By labeling ‘supervision’ as a policy that prevents the provision of affordable maternity care in California by professionally-regulated midwives, we have a very significant advantage over other, earlier efforts to ‘repeal’ supervision. These turned out to be fights between doctors and midwives over who was going to control the actions of midwives based on spurious claims of ‘safety’, whether midwives carried liability insurance and whether med-mal carriers would “let” doctors consult or collaborate with LMs.

These earlier legislative efforts were about what doctors did and didn’t want. Unfortunately organized medicine used this focus on doctors and midwives and medical malpractice issues to obscure or distract us all from the most crucial piece of the story – affordable care for mothers and babies. Its useful to note that supervision as constructed by ACOG does not apply to care of the neonate, which is a totally different discipline. Obviously obstetricians and organized medicine did not lobby for mandatory supervision by perinatologist or pediatrician. I guess its safe to assume that they are not concerned about the economic fortunes of the pediatric profession or the ‘safety’ of neonates.

So far the licensed mfry profession has missed the boat 3 times when we attempted to repeal supervision – first with Assemblywoman Strom-Martin in 1999 and the two under Figureoa. The way these legislative attempts were structured made them primarily seen as merely amendments to the LMPA, which made it look like its purpose was to better the working conditions of midwives.

Unfortunately, this made efforts to fix ‘our’ problem of supervision into a turf war against a well-financed and tactically superior group that turned it into a showdown at High Noon. At the appointed time, we midwives showed up at their gun fight with a pee-shooter and chanted “please be nice to midwives, cause we’re so nice to you, if you’ll be nice to midwives, we’ll be nice to you”.

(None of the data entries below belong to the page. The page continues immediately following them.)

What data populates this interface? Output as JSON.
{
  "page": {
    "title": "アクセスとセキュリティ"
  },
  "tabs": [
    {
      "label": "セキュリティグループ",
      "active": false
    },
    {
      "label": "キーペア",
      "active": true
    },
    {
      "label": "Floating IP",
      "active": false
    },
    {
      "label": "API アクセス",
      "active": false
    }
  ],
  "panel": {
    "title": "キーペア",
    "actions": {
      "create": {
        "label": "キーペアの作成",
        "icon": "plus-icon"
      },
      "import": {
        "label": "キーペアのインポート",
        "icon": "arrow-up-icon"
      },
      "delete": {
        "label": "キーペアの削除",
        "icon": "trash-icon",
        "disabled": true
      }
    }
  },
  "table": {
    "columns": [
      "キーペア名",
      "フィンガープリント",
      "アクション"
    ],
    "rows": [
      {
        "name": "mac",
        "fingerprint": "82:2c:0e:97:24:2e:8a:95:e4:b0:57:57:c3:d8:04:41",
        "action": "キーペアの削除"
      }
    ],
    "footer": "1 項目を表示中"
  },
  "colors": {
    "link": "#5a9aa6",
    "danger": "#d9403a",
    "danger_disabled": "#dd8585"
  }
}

The real issue relative to mandated-but-systematically-unobtainable obstetrical supervision was that it blocked access to the full spectrum of affordable maternity care by essentially healthy women.   But that wasn’t what midwives were saying — we kept talking about how we couldn’t find a physician who was willing to supervise us. That made the public conversation about midwives, and how hard we ‘tried’, the relative safety of OOH birth and whether or not we had our own med-mal coverage.

Supervision created and maintained a monopoly by the obstetrical profession over all maternity care revenue streams, but we didn’t say that either. Like a good battered wife, we didn’t want to piss ’em off by telling a bold-faced Truth in public. After all, we depended on the good will of a tiny sliver of OBs to be nice to us or our moms.

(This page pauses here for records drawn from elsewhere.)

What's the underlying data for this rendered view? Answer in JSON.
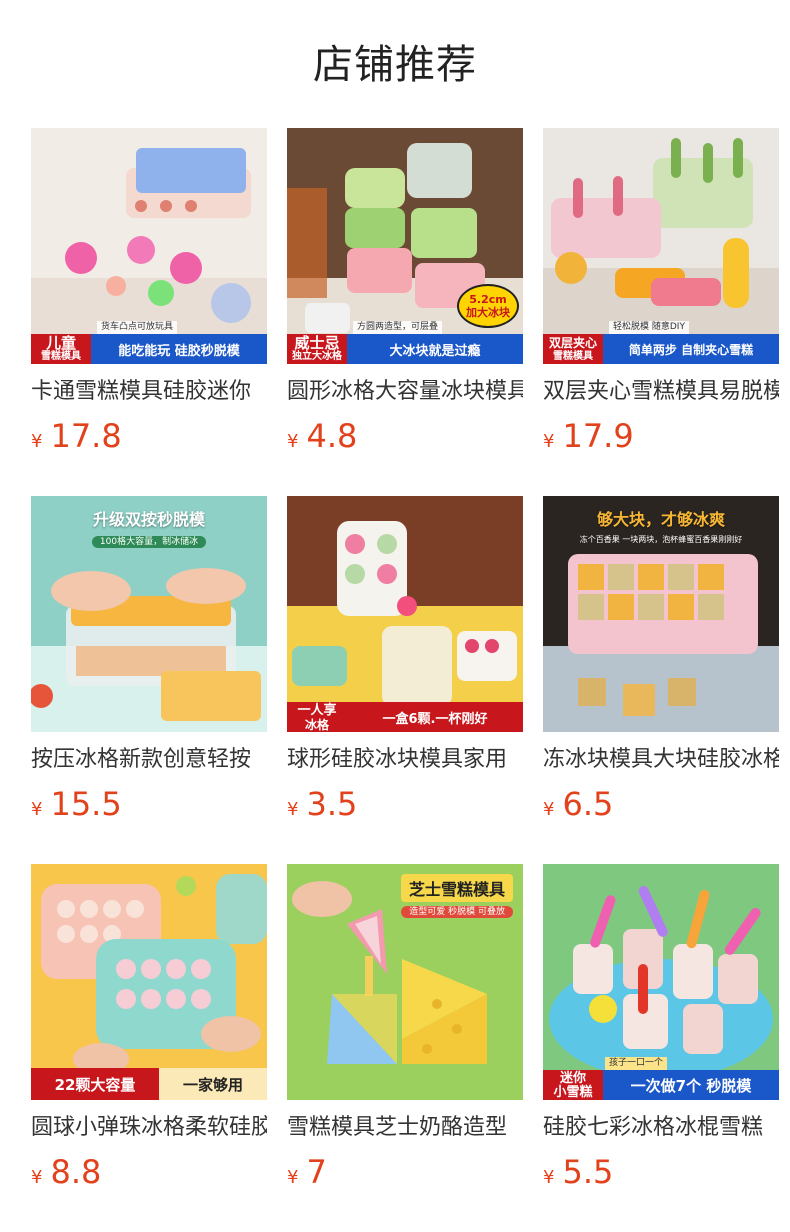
{
  "page": {
    "title": "店铺推荐"
  },
  "colors": {
    "price": "#e2421b",
    "banner_red": "#c8161d",
    "banner_blue": "#1a57c9"
  },
  "products": [
    {
      "title": "卡通雪糕模具硅胶迷你",
      "currency": "¥",
      "price": "17.8",
      "image": {
        "tag_line1": "儿童",
        "tag_line2": "雪糕模具",
        "slogan": "能吃能玩 硅胶秒脱模",
        "sub": "货车凸点可放玩具"
      }
    },
    {
      "title": "圆形冰格大容量冰块模具",
      "currency": "¥",
      "price": "4.8",
      "image": {
        "tag_line1": "威士忌",
        "tag_line2": "独立大冰格",
        "slogan": "大冰块就是过瘾",
        "sub": "方圆两造型，可层叠",
        "badge_line1": "5.2cm",
        "badge_line2": "加大冰块"
      }
    },
    {
      "title": "双层夹心雪糕模具易脱模",
      "currency": "¥",
      "price": "17.9",
      "image": {
        "tag_line1": "双层夹心",
        "tag_line2": "雪糕模具",
        "slogan": "简单两步 自制夹心雪糕",
        "sub": "轻松脱模 随意DIY"
      }
    },
    {
      "title": "按压冰格新款创意轻按",
      "currency": "¥",
      "price": "15.5",
      "image": {
        "top_text": "升级双按秒脱模",
        "top_sub": "100格大容量，制冰储冰"
      }
    },
    {
      "title": "球形硅胶冰块模具家用",
      "currency": "¥",
      "price": "3.5",
      "image": {
        "tag_line1": "一人享",
        "tag_line2": "冰格",
        "slogan": "一盒6颗.一杯刚好"
      }
    },
    {
      "title": "冻冰块模具大块硅胶冰格",
      "currency": "¥",
      "price": "6.5",
      "image": {
        "top_text": "够大块，才够冰爽",
        "top_sub": "冻个百香果 一块两块，泡杯蜂蜜百香果刚刚好"
      }
    },
    {
      "title": "圆球小弹珠冰格柔软硅胶",
      "currency": "¥",
      "price": "8.8",
      "image": {
        "slogan_left": "22颗大容量",
        "slogan_right": "一家够用"
      }
    },
    {
      "title": "雪糕模具芝士奶酪造型",
      "currency": "¥",
      "price": "7",
      "image": {
        "top_text": "芝士雪糕模具",
        "top_sub": "造型可爱 秒脱模 可叠放"
      }
    },
    {
      "title": "硅胶七彩冰格冰棍雪糕",
      "currency": "¥",
      "price": "5.5",
      "image": {
        "tag_line1": "迷你",
        "tag_line2": "小雪糕",
        "slogan": "一次做7个 秒脱模",
        "sub": "孩子一口一个"
      }
    }
  ]
}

Then AMA-CMA and the obstetrical professional manipulated the state-federal reimbursement system for the 40% of low-income women, so it cut licensed midwives out of the picture and the ONLY care available to Medicaid/Medical pregnant women was the most costly, most highly interventive type of hospital-based obstetrics.

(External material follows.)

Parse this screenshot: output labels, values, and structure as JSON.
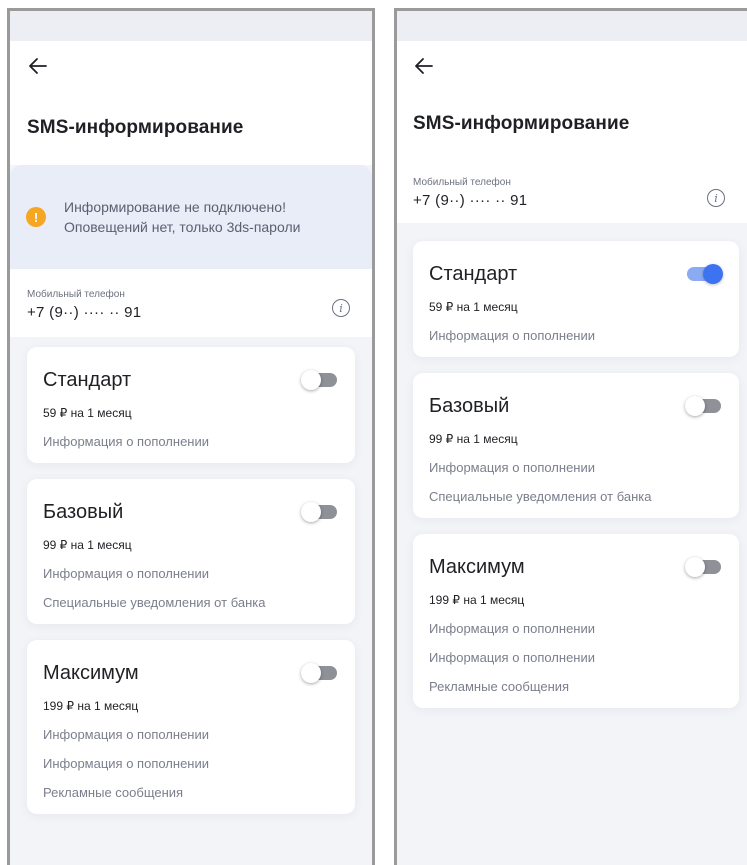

But we didn’t notice, or didn’t care, or didn’t think it was ‘wise’ to discuss ‘welfare’ issues in public. From the perspective of public health policy and balancing the state budget, this was the big ticket item — the most compelling reason for fixing the problem.

I don’t know why we didn’t talk about it, but the answer doesn’t much matter anymore. Collectively it was a serious tactical error.

For the purposes of public conversations and the Sunset Review materials, I urge midwives to think, and talk about our efforts as devoted to the: “The California Affordable Maternity Care Act of 2013“. The use of mandatory supervision by the obstetrical profession as a way to control the midwifery profession was never in the public interest and its demise will become a natural consequence for affordable maternity care.